SOUS L’ARCHET
Je ne savais pas le nom de ce village hongrois dans lequel j’arrivai à la nuit tombée.
Je m’étais égarée. Il y avait des heures que j’étais au volant de ma voiture, quand j’aperçus enfin une lumière. Un tournant m’en révéla d’autres, plus lointaines.
J’étais lasse. J’avais un peu peur. Avec quelle sensation de délivrance je songeais aux humains qui allaient m’accueillir.
Un quart d’heure plus tard, je m’arrêtai devant une maison. Je frappai. Seul me répondit le chant d’un violon tendre et barbare.
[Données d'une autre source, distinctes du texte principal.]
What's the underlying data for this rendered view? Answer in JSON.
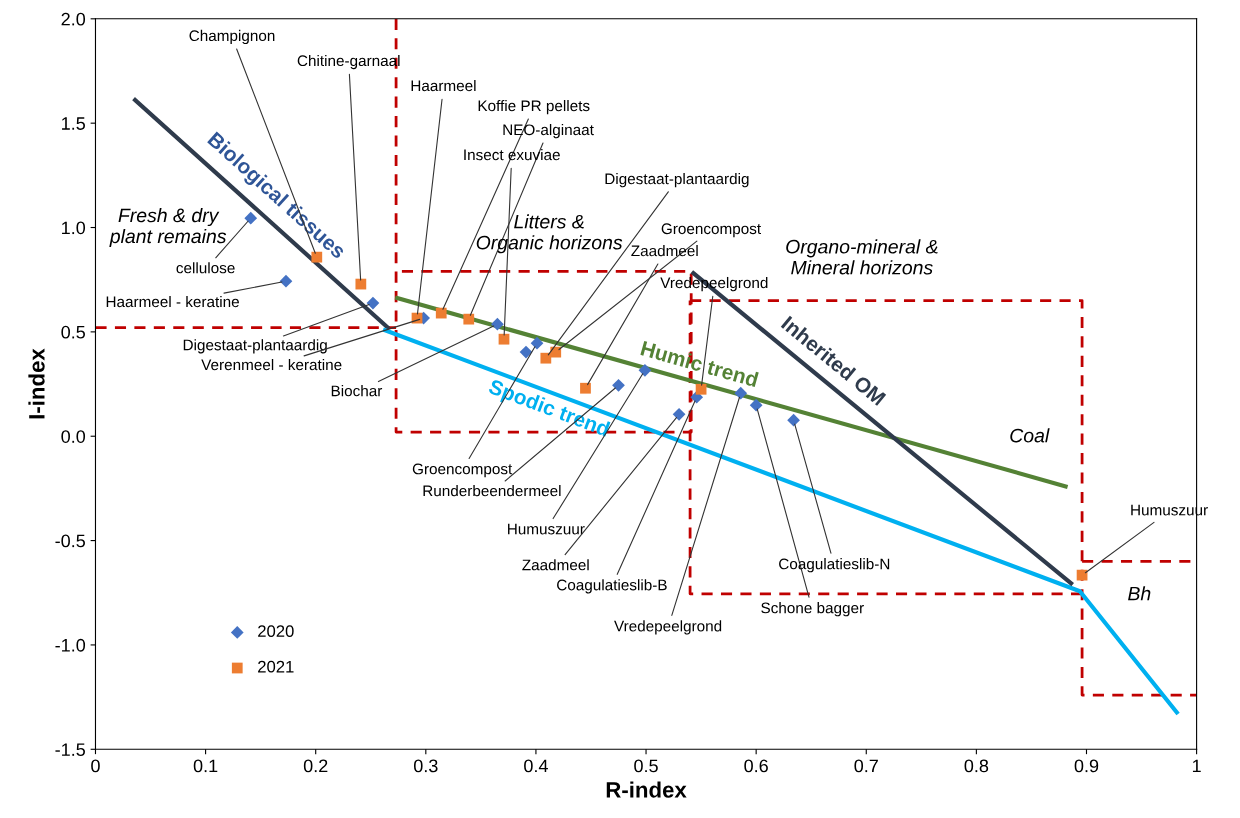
{
  "chart_data": {
    "type": "scatter",
    "xlabel": "R-index",
    "ylabel": "I-index",
    "xlim": [
      0,
      1
    ],
    "xticks": [
      0,
      0.1,
      0.2,
      0.3,
      0.4,
      0.5,
      0.6,
      0.7,
      0.8,
      0.9,
      1
    ],
    "ylim": [
      -1.5,
      2.0
    ],
    "yticks": [
      {
        "value": -1.5,
        "label": "-1.5"
      },
      {
        "value": -1.0,
        "label": "-1.0"
      },
      {
        "value": -0.5,
        "label": "-0.5"
      },
      {
        "value": 0.0,
        "label": "0.0"
      },
      {
        "value": 0.5,
        "label": "0.5"
      },
      {
        "value": 1.0,
        "label": "1.0"
      },
      {
        "value": 1.5,
        "label": "1.5"
      },
      {
        "value": 2.0,
        "label": "2.0"
      }
    ],
    "grid": false,
    "legend": "bottom left",
    "series": [
      {
        "name": "2020",
        "marker": "diamond",
        "color": "#4472c4",
        "x": [
          0.141,
          0.173,
          0.252,
          0.298,
          0.365,
          0.391,
          0.401,
          0.475,
          0.499,
          0.53,
          0.546,
          0.586,
          0.6,
          0.634
        ],
        "values": [
          1.045,
          0.743,
          0.638,
          0.566,
          0.537,
          0.403,
          0.446,
          0.244,
          0.316,
          0.105,
          0.187,
          0.206,
          0.149,
          0.077
        ]
      },
      {
        "name": "2021",
        "marker": "square",
        "color": "#ed7d31",
        "x": [
          0.201,
          0.241,
          0.292,
          0.314,
          0.339,
          0.371,
          0.409,
          0.418,
          0.445,
          0.55,
          0.896
        ],
        "values": [
          0.858,
          0.729,
          0.566,
          0.59,
          0.561,
          0.465,
          0.374,
          0.403,
          0.23,
          0.225,
          -0.666
        ]
      },
      {
        "name": "Biological tissues",
        "type": "line",
        "line_style": "solid",
        "color": "#2f3b4c",
        "x": [
          0.036,
          0.265
        ],
        "values": [
          1.611,
          0.523
        ]
      },
      {
        "name": "Humic trend",
        "type": "line",
        "line_style": "solid",
        "color": "#548235",
        "x": [
          0.274,
          0.881
        ],
        "values": [
          0.662,
          -0.24
        ]
      },
      {
        "name": "Spodic trend",
        "type": "line",
        "line_style": "solid",
        "color": "#00b0f0",
        "x": [
          0.263,
          0.894,
          0.982
        ],
        "values": [
          0.508,
          -0.743,
          -1.323
        ]
      },
      {
        "name": "Inherited OM",
        "type": "line",
        "line_style": "solid",
        "color": "#2f3b4c",
        "x": [
          0.543,
          0.886
        ],
        "values": [
          0.781,
          -0.705
        ]
      },
      {
        "type": "line",
        "line_style": "dashed",
        "color": "#c00000",
        "x": [
          0,
          0.273,
          null,
          0.273,
          0.273,
          0.541,
          0.541,
          0.273
        ],
        "values": [
          0.52,
          0.52,
          null,
          2.0,
          0.02,
          0.02,
          0.79,
          0.79
        ]
      },
      {
        "type": "line",
        "line_style": "dashed",
        "color": "#c00000",
        "x": [
          0.54,
          0.896,
          0.896,
          1.0,
          null,
          0.896,
          0.54,
          0.54,
          null,
          0.896,
          1.0
        ],
        "values": [
          0.65,
          0.65,
          -1.24,
          -1.24,
          null,
          -0.755,
          -0.755,
          0.65,
          null,
          -0.6,
          -0.6
        ]
      }
    ],
    "annotations": [
      {
        "text": "Champignon",
        "x": 0.201,
        "y": 0.858
      },
      {
        "text": "Chitine-garnaal",
        "x": 0.241,
        "y": 0.729
      },
      {
        "text": "Haarmeel",
        "x": 0.292,
        "y": 0.566
      },
      {
        "text": "Koffie PR pellets",
        "x": 0.314,
        "y": 0.59
      },
      {
        "text": "NEO-alginaat",
        "x": 0.339,
        "y": 0.561
      },
      {
        "text": "Insect exuviae",
        "x": 0.371,
        "y": 0.465
      },
      {
        "text": "Digestaat-plantaardig",
        "x": 0.409,
        "y": 0.374
      },
      {
        "text": "Groencompost",
        "x": 0.418,
        "y": 0.403
      },
      {
        "text": "Zaadmeel",
        "x": 0.445,
        "y": 0.23
      },
      {
        "text": "Vredepeelgrond",
        "x": 0.55,
        "y": 0.225
      },
      {
        "text": "Humuszuur",
        "x": 0.896,
        "y": -0.666
      },
      {
        "text": "cellulose",
        "x": 0.141,
        "y": 1.045
      },
      {
        "text": "Haarmeel - keratine",
        "x": 0.173,
        "y": 0.743
      },
      {
        "text": "Digestaat-plantaardig",
        "x": 0.252,
        "y": 0.638
      },
      {
        "text": "Verenmeel - keratine",
        "x": 0.298,
        "y": 0.566
      },
      {
        "text": "Biochar",
        "x": 0.365,
        "y": 0.537
      },
      {
        "text": "Groencompost",
        "x": 0.401,
        "y": 0.446
      },
      {
        "text": "Runderbeendermeel",
        "x": 0.475,
        "y": 0.244
      },
      {
        "text": "Humuszuur",
        "x": 0.499,
        "y": 0.316
      },
      {
        "text": "Zaadmeel",
        "x": 0.53,
        "y": 0.105
      },
      {
        "text": "Coagulatieslib-B",
        "x": 0.546,
        "y": 0.187
      },
      {
        "text": "Vredepeelgrond",
        "x": 0.586,
        "y": 0.206
      },
      {
        "text": "Schone bagger",
        "x": 0.6,
        "y": 0.149
      },
      {
        "text": "Coagulatieslib-N",
        "x": 0.634,
        "y": 0.077
      },
      "Fresh & dry\nplant remains",
      "Litters &\nOrganic horizons",
      "Organo-mineral &\nMineral horizons",
      "Coal",
      "Bh"
    ]
  }
}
J’ouvris la porte et j’entrai : dans une longue pièce où flambait un feu de bois, un homme jouait. De profil, je voyais son masque d’oiseau, ses lèvres drues et ses mains qui couraient sur l’instrument, des mains longues, fines.
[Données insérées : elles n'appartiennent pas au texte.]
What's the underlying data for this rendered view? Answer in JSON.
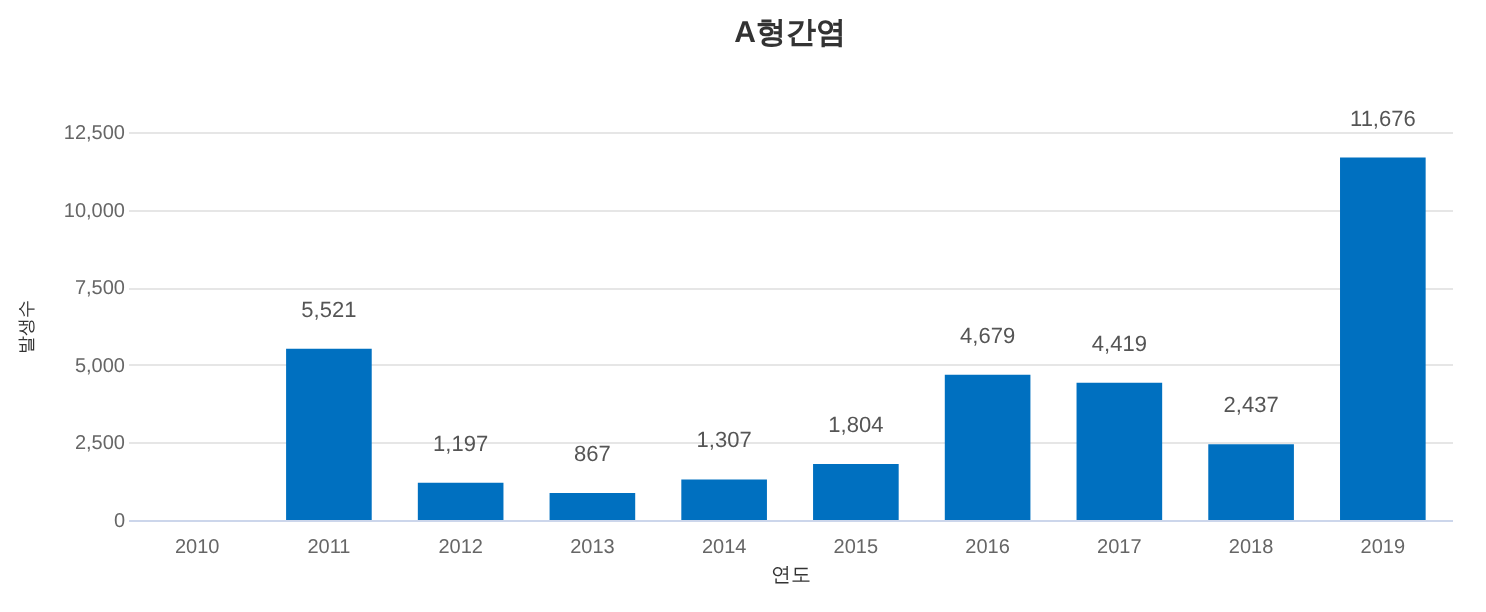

Il tourna à demi son visage. Mais il ne m’aperçut point, car, dans l’ardeur de son jeu, il avait clos sur ses yeux des paupières lourdes.
Et je pus contempler un visage plein de passion, brûlant, très pâle, sous les cheveux sombres et bouclés.
Sa musique ? Une mélodie inconnue de moi, qu’il devait composer au fur et à mesure de l’inspiration, car, lorsqu’il trouvait un thème heureux, il le reprenait, le transformait, le magnifiait, le reprenait encore.
Je me laissai tomber sur un fauteuil et, incapable de faire autre chose, retenant mon souffle, grisée par le violon, je restai immobile.